L'opinion sur l'homme est toujours partagée en deux tendances opposées: la première, par l'histoire, traditionnelle: l'homme est capable du mal, du pire, même, et la société tente de contenir ses tendances pour obtenir une convivialité acceptable. La seconde, inspirée de J.J.Rousseau, pose que l'homme est "naturellement" bon, et que c'est l'organisation sociale qui le pervertit. Il faut inventer une nouvelle société, convaincre les hommes de l'adopter, ou l'imposer, s'ils sont "accrocs" à l'ancienne.

À part cette entrée en matière qui peut être rude, les théoriciens de cette deuxième vision promettent un vrai paradis. L'homme nouveau possède toutes les vertus et les applique à tous les actes de sa vie.

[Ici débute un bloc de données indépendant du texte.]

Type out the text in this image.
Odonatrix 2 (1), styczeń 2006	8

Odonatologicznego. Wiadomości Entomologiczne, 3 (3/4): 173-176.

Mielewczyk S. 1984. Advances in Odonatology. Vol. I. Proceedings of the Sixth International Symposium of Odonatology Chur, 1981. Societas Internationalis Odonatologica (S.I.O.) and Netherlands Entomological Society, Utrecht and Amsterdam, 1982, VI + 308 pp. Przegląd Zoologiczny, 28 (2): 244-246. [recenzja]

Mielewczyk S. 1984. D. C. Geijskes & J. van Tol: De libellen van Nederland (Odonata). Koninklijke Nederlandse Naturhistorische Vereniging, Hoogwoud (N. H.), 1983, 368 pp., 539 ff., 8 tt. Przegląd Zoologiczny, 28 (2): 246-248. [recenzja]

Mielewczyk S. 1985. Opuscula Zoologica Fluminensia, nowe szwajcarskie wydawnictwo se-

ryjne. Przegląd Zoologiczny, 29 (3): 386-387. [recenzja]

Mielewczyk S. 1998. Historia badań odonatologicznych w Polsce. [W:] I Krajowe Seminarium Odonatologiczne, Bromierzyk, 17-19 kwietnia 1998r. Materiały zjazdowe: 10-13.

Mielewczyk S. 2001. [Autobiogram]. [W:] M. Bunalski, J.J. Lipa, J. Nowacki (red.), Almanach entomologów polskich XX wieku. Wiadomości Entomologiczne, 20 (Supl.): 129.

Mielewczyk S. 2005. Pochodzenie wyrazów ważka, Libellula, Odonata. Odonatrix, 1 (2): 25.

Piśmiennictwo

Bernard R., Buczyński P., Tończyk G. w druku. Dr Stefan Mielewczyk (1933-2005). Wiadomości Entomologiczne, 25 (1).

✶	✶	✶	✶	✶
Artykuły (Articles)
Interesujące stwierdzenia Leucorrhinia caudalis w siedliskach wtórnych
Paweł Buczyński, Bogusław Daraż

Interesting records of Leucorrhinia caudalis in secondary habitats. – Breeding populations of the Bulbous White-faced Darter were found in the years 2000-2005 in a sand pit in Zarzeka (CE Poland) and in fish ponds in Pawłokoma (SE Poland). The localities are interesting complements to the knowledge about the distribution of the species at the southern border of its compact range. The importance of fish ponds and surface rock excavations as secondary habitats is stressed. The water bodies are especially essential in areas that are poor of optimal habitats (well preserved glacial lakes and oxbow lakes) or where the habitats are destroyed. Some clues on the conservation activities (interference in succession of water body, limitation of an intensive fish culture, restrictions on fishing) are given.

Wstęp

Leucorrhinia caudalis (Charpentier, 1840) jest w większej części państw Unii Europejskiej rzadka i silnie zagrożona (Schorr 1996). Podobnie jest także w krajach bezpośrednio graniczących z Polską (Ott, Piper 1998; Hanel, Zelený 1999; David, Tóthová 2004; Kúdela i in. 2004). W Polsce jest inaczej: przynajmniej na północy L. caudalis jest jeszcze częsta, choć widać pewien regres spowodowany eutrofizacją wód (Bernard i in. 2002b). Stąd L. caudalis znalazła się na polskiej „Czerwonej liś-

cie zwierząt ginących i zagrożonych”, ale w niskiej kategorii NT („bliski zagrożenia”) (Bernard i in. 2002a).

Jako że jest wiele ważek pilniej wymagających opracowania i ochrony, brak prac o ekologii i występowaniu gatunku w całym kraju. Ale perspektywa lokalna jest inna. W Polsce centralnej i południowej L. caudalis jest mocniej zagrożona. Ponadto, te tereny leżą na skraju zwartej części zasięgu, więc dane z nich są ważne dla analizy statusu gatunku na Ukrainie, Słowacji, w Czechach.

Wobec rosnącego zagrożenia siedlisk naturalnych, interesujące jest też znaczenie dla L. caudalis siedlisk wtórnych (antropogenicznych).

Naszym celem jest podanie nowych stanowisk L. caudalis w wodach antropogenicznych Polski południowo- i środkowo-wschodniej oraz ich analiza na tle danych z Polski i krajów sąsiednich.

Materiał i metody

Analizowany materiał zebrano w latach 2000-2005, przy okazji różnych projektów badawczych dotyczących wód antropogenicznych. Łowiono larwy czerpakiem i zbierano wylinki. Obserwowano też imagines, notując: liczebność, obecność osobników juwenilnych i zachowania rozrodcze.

L'histoire du XXème siècle a montré l'erreur fondamentale de cette vision de l'homme, et la chute de l'Union Soviétique a jeté une lumière aveuglante sur sa réalité éternelle: pour tenir ses peuples, l'Union Soviétique avait formé beaucoup de policiers. Lorsqu'elle s'est écroulée, tous ces policiers se sont transformés, du jour au lendemain, en bandits, qui se sont emparés de tous les biens publics. Les plus malins sont devenus milliardaires (les Oligarques), les moins malins, tout aussi dépourvus de scrupules, se sont remis au service de la police et de son vrai chef, Wladimir Poutine.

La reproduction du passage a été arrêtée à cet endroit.